In contrast to the partially controlled Skylab entry, the Salyut 7-Kosmos 1686 complex made an uncontrolled reentry over Argentina on Feb. 7, 1991. At 88,491 pounds, the complex had about half the mass of Skylab. Although controllers had sent all previous Salyut stations on controlled reentries into the Pacific Ocean, they lost communications with Salyut 7 more than two years before its reentry. A crew last occupied the Salyut 7-Kosmos 1686 complex in June 1986. In August 1986, engines on the Kosmos 1686 module raised the complex’s orbit by 84 miles to 295 miles, with an anticipated reentry in 1994. Like Skylab, controllers considered a possible retrieval of Salyut 7 by a Buran space shuttle before that program’s cancellation. The last communications with Salyut 7 occurred in December 1989. Again, like Skylab, higher than anticipated solar activity in the late 1980s accelerated its descent. The station initially entered a gravity gradient attitude with the heavier Kosmos 1686 facing the Earth, but that attitude degraded significantly as the station encountered denser atmosphere in January 1991. And although said to be uncontrollable, apparently on Feb. 5, ground teams commanded it into a head on attitude to reduce drag and direct entry to an orbit that overflew less populated areas. Fuel depletion did not allow completion of the maneuver and atmospheric drag torqued the vehicle away from this attitude. Although planned for reentry over the south Pacific Ocean, Salyut 7 overshot the target and came down over Argentina, with a few fragments recovered.
Left: The Mir complex in 1998. Middle: The March 2001 reentry of Mir photographed from Fiji. Right: The reentry trajectory of Mir in March 2001.
Lessons learned from the earlier reentries of large space stations led controllers to devise a three-stage process to deorbit the Mir space station in a controlled fashion into the Pacific Ocean in March 2001. In the first stage, controllers allowed orbital drag to bring the 285,940-pound station, at the time the heaviest object to reenter, down to an average altitude of 140 miles.

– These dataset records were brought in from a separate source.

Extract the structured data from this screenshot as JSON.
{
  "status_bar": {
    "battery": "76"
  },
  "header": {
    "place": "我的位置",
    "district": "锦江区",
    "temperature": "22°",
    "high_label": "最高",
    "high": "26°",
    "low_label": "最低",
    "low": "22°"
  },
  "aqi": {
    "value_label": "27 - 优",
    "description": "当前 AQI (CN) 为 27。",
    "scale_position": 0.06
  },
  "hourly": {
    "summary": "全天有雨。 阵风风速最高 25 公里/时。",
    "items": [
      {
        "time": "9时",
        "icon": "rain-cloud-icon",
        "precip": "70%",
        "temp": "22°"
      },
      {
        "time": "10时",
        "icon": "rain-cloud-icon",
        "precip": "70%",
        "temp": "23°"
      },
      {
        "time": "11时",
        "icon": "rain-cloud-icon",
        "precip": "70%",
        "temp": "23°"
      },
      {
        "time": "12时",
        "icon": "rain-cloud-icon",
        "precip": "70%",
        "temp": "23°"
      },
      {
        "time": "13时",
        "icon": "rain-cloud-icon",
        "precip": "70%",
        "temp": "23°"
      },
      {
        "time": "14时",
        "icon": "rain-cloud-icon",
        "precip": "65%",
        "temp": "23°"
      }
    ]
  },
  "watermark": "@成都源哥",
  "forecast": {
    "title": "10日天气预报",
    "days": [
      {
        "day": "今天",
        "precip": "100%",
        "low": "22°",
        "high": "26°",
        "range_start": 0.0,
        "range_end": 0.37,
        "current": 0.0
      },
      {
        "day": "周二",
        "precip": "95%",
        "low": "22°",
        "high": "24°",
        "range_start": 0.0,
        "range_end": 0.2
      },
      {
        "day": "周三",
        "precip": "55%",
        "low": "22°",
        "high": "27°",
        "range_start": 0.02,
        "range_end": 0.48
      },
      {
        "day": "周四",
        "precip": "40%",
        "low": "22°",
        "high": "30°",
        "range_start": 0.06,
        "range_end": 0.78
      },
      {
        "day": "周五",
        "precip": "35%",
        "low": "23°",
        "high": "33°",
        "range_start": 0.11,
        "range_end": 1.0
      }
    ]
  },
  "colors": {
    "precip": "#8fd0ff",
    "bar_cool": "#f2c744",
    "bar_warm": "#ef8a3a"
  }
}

For the second stage, on March 23, the docked Progress M1-5 fired its engines twice to lower Mir’s orbit to 103 by 137 miles. Two orbits later, the Progress fired its engines for 22 minutes to bring Mir out of orbit. It burned up on reentry over the South Pacific Ocean, with observers in Nadi, Fiji, watching its final moments.
The International Space Station, the largest spacecraft in orbit.
In anticipation of the eventual controlled disposal of the International Space Station, on June 26, 2024, NASA selected SpaceX to develop and deliver the U.S. Deorbit Vehicle. The vehicle will safely deorbit the space station, the largest and, at over 900,000 pounds, by far the heaviest spacecraft in orbit, after the end of its operational life, currently expected in 2030. Past experiences can provide useful lessons learned.